Kakek itu makin tertarik. Gadis ini benar-benar luar biasa. Jarang menemukan seorang gadis yang begini keras namun tegas dan wajar, penuh kepolosan dan keberanian. Mirip watak mantunya, isteri dari muridnya!

“Bukankah engkau sudah mendengar dari bibi gurumu bahwa ayahmu tewas karena aku? Bukankah Hek-tiauw Lo-mo itu ayah kandungmu?”

“Sama sekali bukan, Kek!” Hwee Li makin gemas karena dia diingatkan akan keadaan keluarganya yang hanya mendatangkan kesialan baginya. “Dia adalah musuh besarku!”

“Hemmm... bagaimana pula ini?” Kakek itu bertanya dan tersenyum.

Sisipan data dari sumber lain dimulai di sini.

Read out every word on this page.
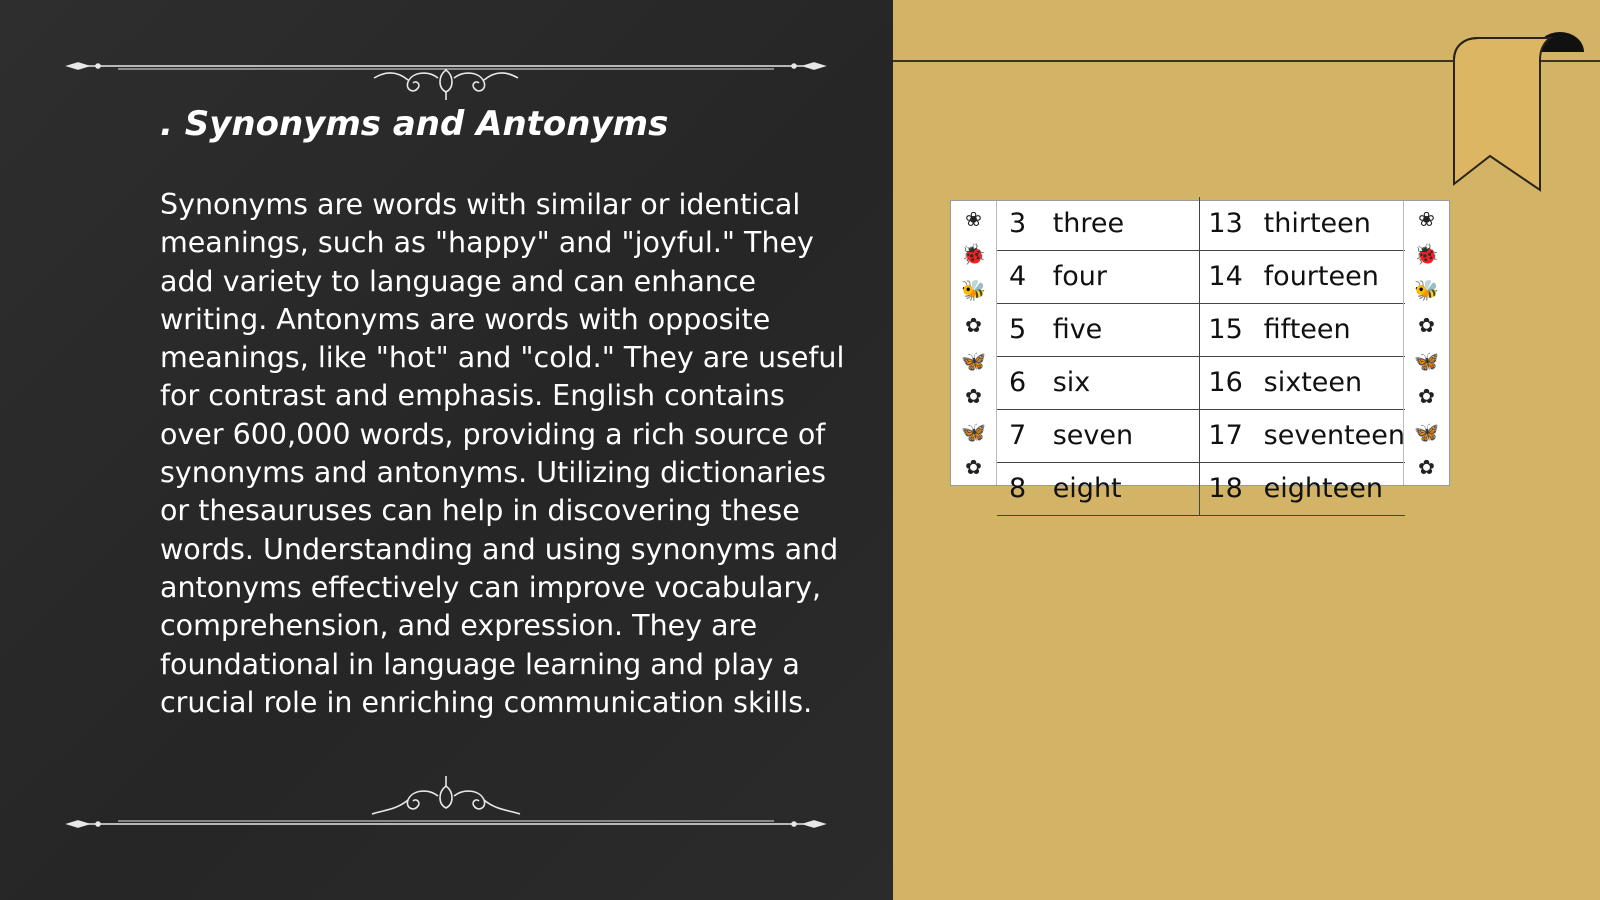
. Synonyms and Antonyms

Synonyms are words with similar or identical meanings, such as "happy" and "joyful." They add variety to language and can enhance writing. Antonyms are words with opposite meanings, like "hot" and "cold." They are useful for contrast and emphasis. English contains over 600,000 words, providing a rich source of synonyms and antonyms. Utilizing dictionaries or thesauruses can help in discovering these words. Understanding and using synonyms and antonyms effectively can improve vocabulary, comprehension, and expression. They are foundational in language learning and play a crucial role in enriching communication skills.

❀
🐞
🐝
✿
🦋
✿
🦋
✿
3	three	13	thirteen
4	four	14	fourteen
5	five	15	fifteen
6	six	16	sixteen
7	seven	17	seventeen
8	eight	18	eighteen
❀
🐞
🐝
✿
🦋
✿
🦋
✿
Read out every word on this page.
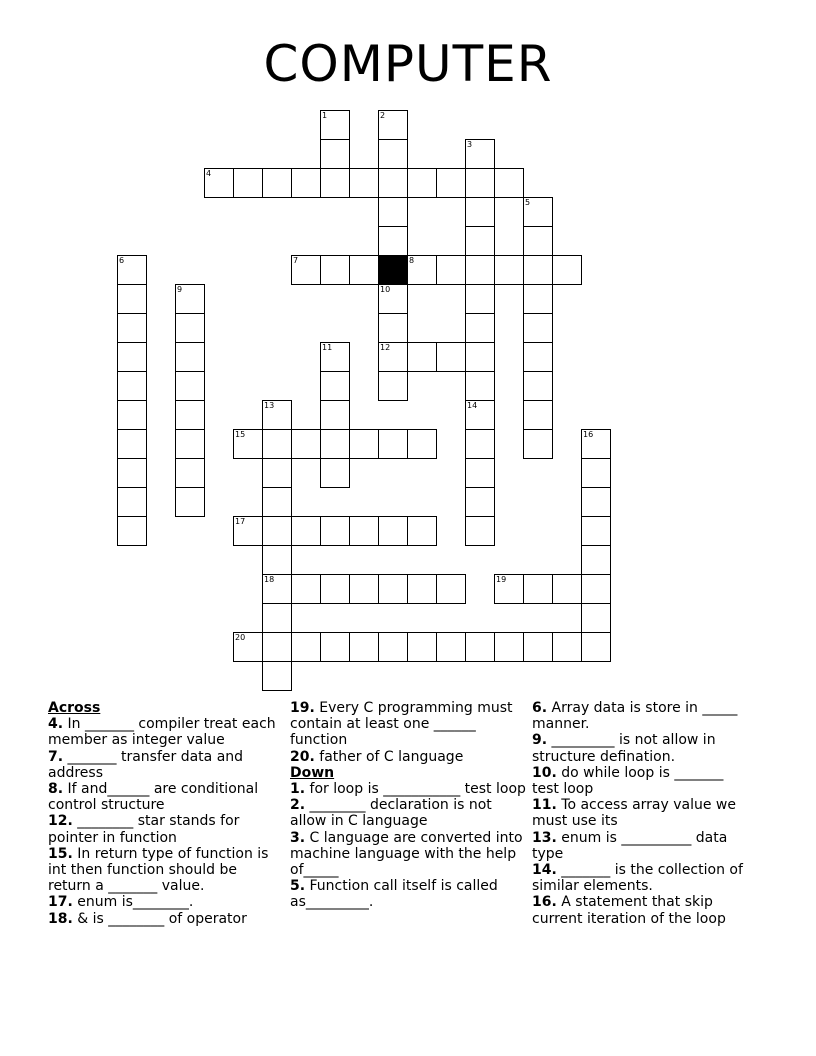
COMPUTER
4
7	8
12
15
17
18	19
20
1	2
10
3
14
5
6
9
11
13
16

Across

4. In _______ compiler treat each member as integer value

7. _______ transfer data and address

8. If and______ are conditional control structure

12. ________ star stands for pointer in function

15. In return type of function is int then function should be return a _______ value.

17. enum is________.

18. & is ________ of operator

19. Every C programming must contain at least one ______ function

20. father of C language

Down

1. for loop is ___________ test loop

2. ________ declaration is not allow in C language

3. C language are converted into machine language with the help of_____

5. Function call itself is called as_________.

6. Array data is store in _____ manner.

9. _________ is not allow in structure defination.

10. do while loop is _______ test loop

11. To access array value we must use its

13. enum is __________ data type

14. _______ is the collection of similar elements.

16. A statement that skip current iteration of the loop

“Sebenarnya aku tidak suka bicara tentang ini, Kek, akan tetapi agar engkau tidak menjadi penasaran dan bingung, biarlah kuceritakan kepadamu. Memang aku dan semua orang tadinya menganggap Hek-tiauw Lo-mo itu ayah kandungku. Akan tetapi kini telah terbuka kedoknya. Dia sama sekali bukan ayah kandungku, bahkan dia musuh besarku yang dulu menculik ibuku dan menjadi sebab kematian ibuku. Ah, andai kata dia itu ayahku sendiri sekali pun, tetap saja kutentang karena dia jahat.”

Kakek itu memandang dengan penuh perhatian.

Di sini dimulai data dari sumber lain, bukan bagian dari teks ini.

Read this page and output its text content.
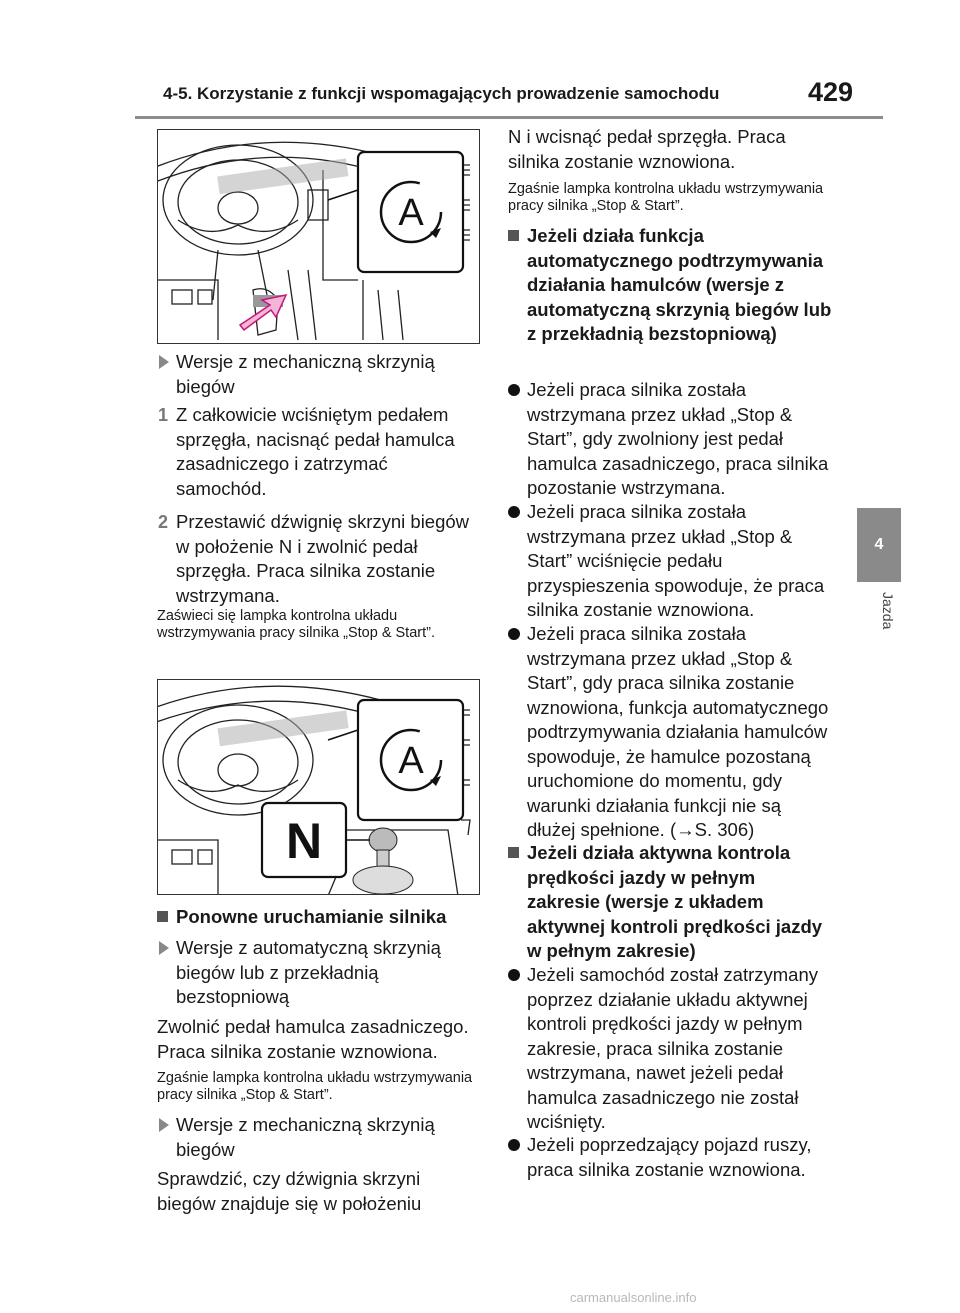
4-5. Korzystanie z funkcji wspomagających prowadzenie samochodu	429
4
Jazda
A
Wersje z mechaniczną skrzynią biegów
1 Z całkowicie wciśniętym pedałem sprzęgła, nacisnąć pedał hamulca zasadniczego i zatrzymać samochód.
2 Przestawić dźwignię skrzyni biegów w położenie N i zwolnić pedał sprzęgła. Praca silnika zostanie wstrzymana.
Zaświeci się lampka kontrolna układu wstrzymywania pracy silnika „Stop & Start”.
A
N
Ponowne uruchamianie silnika
Wersje z automatyczną skrzynią biegów lub z przekładnią bezstopniową
Zwolnić pedał hamulca zasadniczego. Praca silnika zostanie wznowiona.
Zgaśnie lampka kontrolna układu wstrzymywania pracy silnika „Stop & Start”.
Wersje z mechaniczną skrzynią biegów
Sprawdzić, czy dźwignia skrzyni biegów znajduje się w położeniu
N i wcisnąć pedał sprzęgła. Praca silnika zostanie wznowiona.
Zgaśnie lampka kontrolna układu wstrzymywania pracy silnika „Stop & Start”.
Jeżeli działa funkcja automatycznego podtrzymywania działania hamulców (wersje z automatyczną skrzynią biegów lub z przekładnią bezstopniową)
Jeżeli praca silnika została wstrzymana przez układ „Stop & Start”, gdy zwolniony jest pedał hamulca zasadniczego, praca silnika pozostanie wstrzymana.
Jeżeli praca silnika została wstrzymana przez układ „Stop & Start” wciśnięcie pedału przyspieszenia spowoduje, że praca silnika zostanie wznowiona.
Jeżeli praca silnika została wstrzymana przez układ „Stop & Start”, gdy praca silnika zostanie wznowiona, funkcja automatycznego podtrzymywania działania hamulców spowoduje, że hamulce pozostaną uruchomione do momentu, gdy warunki działania funkcji nie są dłużej spełnione. (→S. 306)
Jeżeli działa aktywna kontrola prędkości jazdy w pełnym zakresie (wersje z układem aktywnej kontroli prędkości jazdy w pełnym zakresie)
Jeżeli samochód został zatrzymany poprzez działanie układu aktywnej kontroli prędkości jazdy w pełnym zakresie, praca silnika zostanie wstrzymana, nawet jeżeli pedał hamulca zasadniczego nie został wciśnięty.
Jeżeli poprzedzający pojazd ruszy, praca silnika zostanie wznowiona.
carmanualsonline.info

“Kau akan menentang ayah kandung sendiri?”

“Tentu!” Hwee Li berkata gemas dan mengepal kedua tinju tangannya, lalu bangkit berdiri dan berdongak memandang ke udara. “Apa artinya ayah kandung kalau dia jahat? Dia hanya akan melumuri aku dengan kekotoran namanya! Nama busuk seorang ayah akan diwarisi anaknya yang tidak bersalah, mendatangkan kesialan, membuat aku dibenci orang, hanya karena orang tua...!” Dan tiba-tiba saja Hwee Li menangis sambil membanting-banting kakinya.

Sepasang mata kakek itu terbelalak. Dia membiarkan gadis itu menangis sesunggukan sambil menutupi muka dengan kedua tangan. Akan tetapi tidak lama Hwee Li menangis. Dia tadi menangis karena mendapat kesempatan menumpahkan rasa penyesalan dan penasaran hatinya, teringat betapa Kian Lee menyia-nyiakan dan meninggalkannya hanya karena dia keturunan pemberontak! Kekerasan hatinya membuat tangisnya itu hanya sebentar lalu mereda.

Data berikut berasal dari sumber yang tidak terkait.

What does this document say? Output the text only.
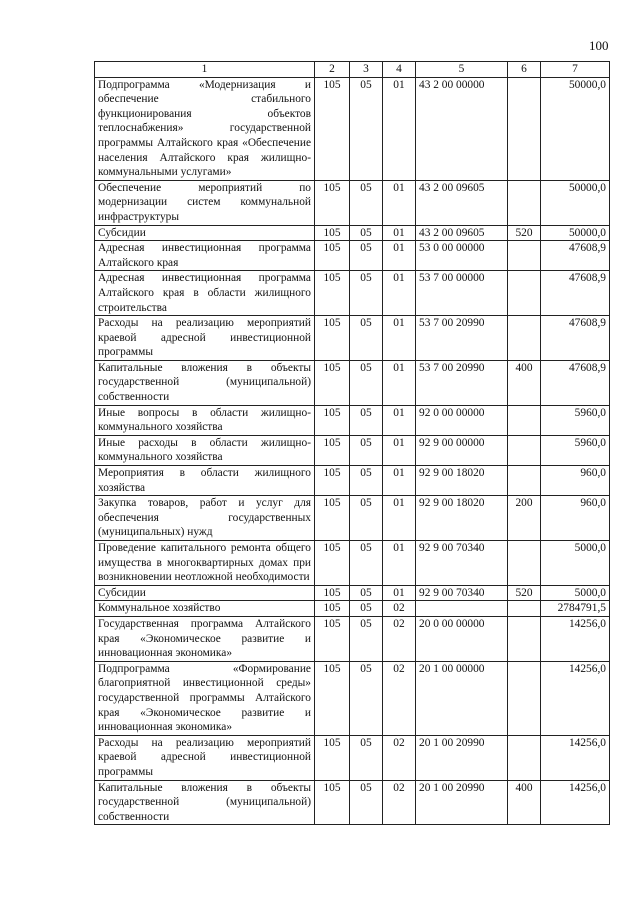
100
1	2	3	4	5	6	7
Подпрограмма «Модернизация и обеспечение стабильного функционирования объектов теплоснабжения» государственной программы Алтайского края «Обеспечение населения Алтайского края жилищно-коммунальными услугами»	105	05	01	43 2 00 00000		50000,0
Обеспечение мероприятий по модернизации систем коммунальной инфраструктуры	105	05	01	43 2 00 09605		50000,0
Субсидии	105	05	01	43 2 00 09605	520	50000,0
Адресная инвестиционная программа Алтайского края	105	05	01	53 0 00 00000		47608,9
Адресная инвестиционная программа Алтайского края в области жилищного строительства	105	05	01	53 7 00 00000		47608,9
Расходы на реализацию мероприятий краевой адресной инвестиционной программы	105	05	01	53 7 00 20990		47608,9
Капитальные вложения в объекты государственной (муниципальной) собственности	105	05	01	53 7 00 20990	400	47608,9
Иные вопросы в области жилищно-коммунального хозяйства	105	05	01	92 0 00 00000		5960,0
Иные расходы в области жилищно-коммунального хозяйства	105	05	01	92 9 00 00000		5960,0
Мероприятия в области жилищного хозяйства	105	05	01	92 9 00 18020		960,0
Закупка товаров, работ и услуг для обеспечения государственных (муниципальных) нужд	105	05	01	92 9 00 18020	200	960,0
Проведение капитального ремонта общего имущества в многоквартирных домах при возникновении неотложной необходимости	105	05	01	92 9 00 70340		5000,0
Субсидии	105	05	01	92 9 00 70340	520	5000,0
Коммунальное хозяйство	105	05	02			2784791,5
Государственная программа Алтайского края «Экономическое развитие и инновационная экономика»	105	05	02	20 0 00 00000		14256,0
Подпрограмма «Формирование благоприятной инвестиционной среды» государственной программы Алтайского края «Экономическое развитие и инновационная экономика»	105	05	02	20 1 00 00000		14256,0
Расходы на реализацию мероприятий краевой адресной инвестиционной программы	105	05	02	20 1 00 20990		14256,0
Капитальные вложения в объекты государственной (муниципальной) собственности	105	05	02	20 1 00 20990	400	14256,0
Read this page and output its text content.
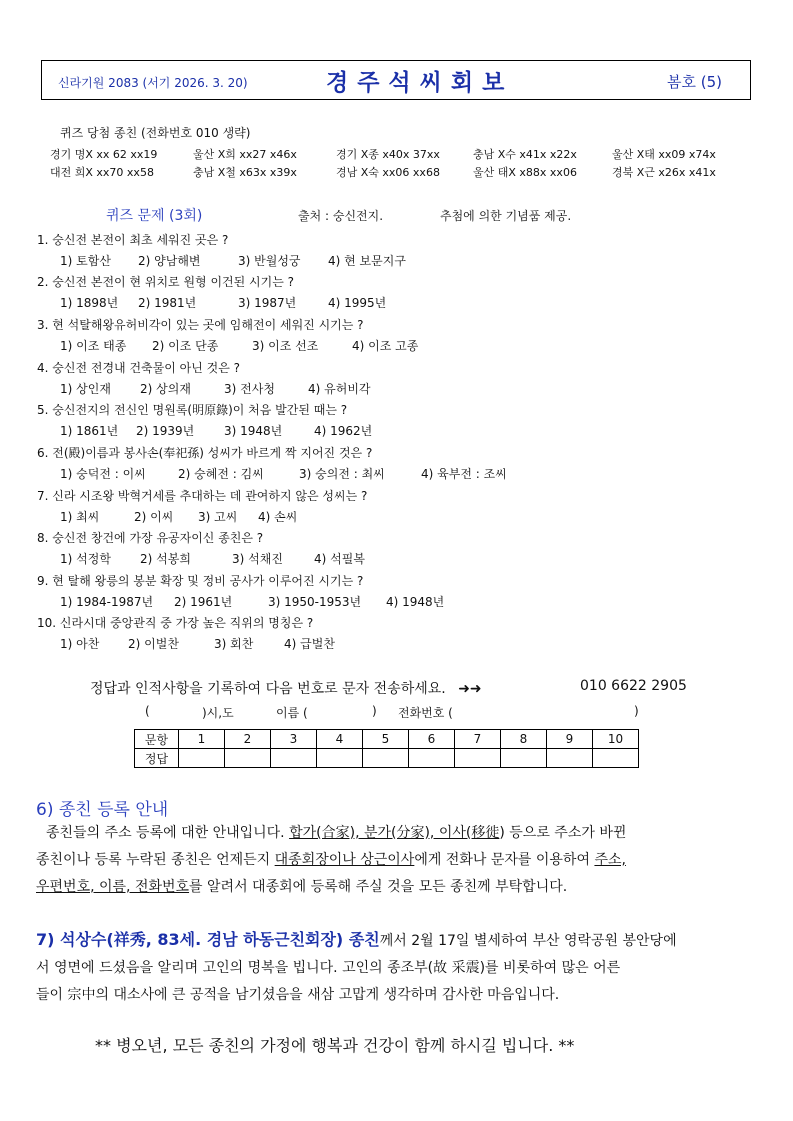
신라기원 2083 (서기 2026. 3. 20)	경주석씨회보	봄호 (5)
퀴즈 당첨 종친 (전화번호 010 생략)
경기 명X xx 62 xx19	울산 X희 xx27 x46x	경기 X종 x40x 37xx	충남 X수 x41x x22x	울산 X태 xx09 x74x
대전 희X xx70 xx58	충남 X철 x63x x39x	경남 X숙 xx06 xx68	울산 태X x88x xx06	경북 X근 x26x x41x
퀴즈 문제 (3회)	출처 : 숭신전지.	추첨에 의한 기념품 제공.
1. 숭신전 본전이 최초 세워진 곳은 ?
1) 토함산 2) 양남해변	3) 반월성궁 4) 현 보문지구
2. 숭신전 본전이 현 위치로 원형 이건된 시기는 ?
1) 1898년 2) 1981년	3) 1987년	4) 1995년
3. 현 석탈해왕유허비각이 있는 곳에 임해전이 세워진 시기는 ?
1) 이조 태종 2) 이조 단종	3) 이조 선조	4) 이조 고종
4. 숭신전 전경내 건축물이 아닌 것은 ?
1) 상인재 2) 상의재	3) 전사청	4) 유허비각
5. 숭신전지의 전신인 명원록(明原錄)이 처음 발간된 때는 ?
1) 1861년 2) 1939년 3) 1948년	4) 1962년
6. 전(殿)이름과 봉사손(奉祀孫) 성씨가 바르게 짝 지어진 것은 ?
1) 숭덕전 : 이씨	2) 숭혜전 : 김씨	3) 숭의전 : 최씨	4) 육부전 : 조씨
7. 신라 시조왕 박혁거세를 추대하는 데 관여하지 않은 성씨는 ?
1) 최씨	2) 이씨 3) 고씨 4) 손씨
8. 숭신전 창건에 가장 유공자이신 종친은 ?
1) 석정학 2) 석봉희	3) 석채진	4) 석필복
9. 현 탈해 왕릉의 봉분 확장 및 정비 공사가 이루어진 시기는 ?
1) 1984-1987년 2) 1961년	3) 1950-1953년 4) 1948년
10. 신라시대 중앙관직 중 가장 높은 직위의 명칭은 ?
1) 아찬 2) 이벌찬	3) 회찬	4) 급벌찬
정답과 인적사항을 기록하여 다음 번호로 문자 전송하세요. ➜➜	010 6622 2905
(	)시,도	이름 (	) 전화번호 (	)
문항	1	2	3	4	5	6	7	8	9	10
정답										
6) 종친 등록 안내
종친들의 주소 등록에 대한 안내입니다. 합가(合家), 분가(分家), 이사(移徙) 등으로 주소가 바뀐
종친이나 등록 누락된 종친은 언제든지 대종회장이나 상근이사에게 전화나 문자를 이용하여 주소,
우편번호, 이름, 전화번호를 알려서 대종회에 등록해 주실 것을 모든 종친께 부탁합니다.
7) 석상수(祥秀, 83세. 경남 하동근친회장) 종친께서 2월 17일 별세하여 부산 영락공원 봉안당에
서 영면에 드셨음을 알리며 고인의 명복을 빕니다. 고인의 종조부(故 采震)를 비롯하여 많은 어른
들이 宗中의 대소사에 큰 공적을 남기셨음을 새삼 고맙게 생각하며 감사한 마음입니다.
** 병오년, 모든 종친의 가정에 행복과 건강이 함께 하시길 빕니다. **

Melihat ini, Dewa Bongkok menarik napas panjang. “Hwee Li, apakah orang tuamu sendiri, ayah kandungmu, juga seorang jahat seperti Hek-tiauw Lo-mo?”

Hwee Li menggeleng kepala. Dia tidak mengenal kakek ini. Dan karena kakek ini orang asing, orang asing yang kebetulan saja kini terlibat menjadi orang yang menjadi tempat pencurahan semua rasa penasaran hatinya, maka dia tidak ragu-ragu untuk bicara tentang dirinya sendiri. “Aku sendiri tidak pernah melihat ayah kandungku, Kek. Entah dia orang baik atau jahat aku pun tidak tahu. Hanya karena dia dikenal sebagai seorang pemberontak, maka orang lalu menghinaku, bahkan orang yang paling baik... yang paling kucinta... telah meninggalkanku. Kek, apa sih salahnya orang yang menjadi anak pemberontak? Ayah kandungku memberontak ketika aku masih bayi, aku tidak tahu mengapa dan untuk apa dia memberontak. Akan tetapi mengapa semua orang benci kepadaku?”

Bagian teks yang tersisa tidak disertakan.